Prototypology – An Index of Process and Mutation è la mostra in corso alla Galleria Gagosian di Roma. Il focus è sui processi creativi e percettivi che portano alla definizione di un’opera

Forte di una cinquantina di opere e di trentuno autori, la mostra affonda in un livello di mixaggio: autori notissimi insieme ad artisti meno conosciuti, opere diversissime fra loro, un rimescolamento di carte che la rende diversa da molte altre collettive, spesso basate sulla volontà di presentare un paesaggio piacevole di opere diverse.
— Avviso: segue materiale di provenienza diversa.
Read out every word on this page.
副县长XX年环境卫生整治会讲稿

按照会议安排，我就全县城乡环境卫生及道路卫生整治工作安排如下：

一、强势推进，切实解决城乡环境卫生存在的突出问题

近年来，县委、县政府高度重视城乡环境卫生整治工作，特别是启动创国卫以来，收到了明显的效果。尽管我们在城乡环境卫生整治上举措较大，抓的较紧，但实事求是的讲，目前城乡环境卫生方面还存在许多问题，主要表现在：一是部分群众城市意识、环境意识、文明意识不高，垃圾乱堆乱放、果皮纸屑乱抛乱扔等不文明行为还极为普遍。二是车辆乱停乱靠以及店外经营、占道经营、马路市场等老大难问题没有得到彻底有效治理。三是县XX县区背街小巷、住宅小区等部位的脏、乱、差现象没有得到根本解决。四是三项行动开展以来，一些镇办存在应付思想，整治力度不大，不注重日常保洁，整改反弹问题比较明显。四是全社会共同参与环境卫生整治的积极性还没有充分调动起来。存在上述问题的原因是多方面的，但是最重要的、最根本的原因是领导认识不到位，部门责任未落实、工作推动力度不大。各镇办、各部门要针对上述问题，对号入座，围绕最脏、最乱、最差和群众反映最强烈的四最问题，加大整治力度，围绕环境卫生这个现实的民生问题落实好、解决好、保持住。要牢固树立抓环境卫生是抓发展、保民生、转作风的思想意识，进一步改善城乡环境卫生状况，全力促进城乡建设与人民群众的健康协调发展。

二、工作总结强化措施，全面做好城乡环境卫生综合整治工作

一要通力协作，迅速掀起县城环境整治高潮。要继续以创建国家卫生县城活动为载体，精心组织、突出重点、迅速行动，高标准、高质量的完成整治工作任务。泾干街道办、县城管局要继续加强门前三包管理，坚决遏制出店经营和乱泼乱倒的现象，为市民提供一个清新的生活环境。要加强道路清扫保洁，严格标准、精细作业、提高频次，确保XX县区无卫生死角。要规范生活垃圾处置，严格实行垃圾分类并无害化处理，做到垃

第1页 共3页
Visione della mostra Prototypology, An Index of Process and Mutation, Gagosian Gallery, Roma
Visione della mostra Prototypology, An Index of Process and Mutation. Photo by: Matteo D’Eletto M3 Studio. Image courtesy Gagosian Gallery

Il titolo Prototypology-An Index of Process and Mutation indica la “zona grigia” in cui si definisce un’idea, in cui il processo di ricerca diventa una mutazione. Il comporsi di forme anonime in forme riscontrabili e immediatamente riconoscibili è la linea sotterranea che percorre l’intera mostra. A volte con messaggi evidenti come quello di Chris Burden che lavora sempre sugli estremi dell’esperienza e in questo caso sulla capacità di un modello di un ponte di sostenere un dato peso. La ricerca dei limiti della realtà fisica sono presenti nel lavoro storico di Burden dagli anni Sessanta/Settanta, quando si faceva sparare un proiettile nel braccio per testare insieme la resistenza del corpo, il suo coraggio, la sua sopportazione del dolore.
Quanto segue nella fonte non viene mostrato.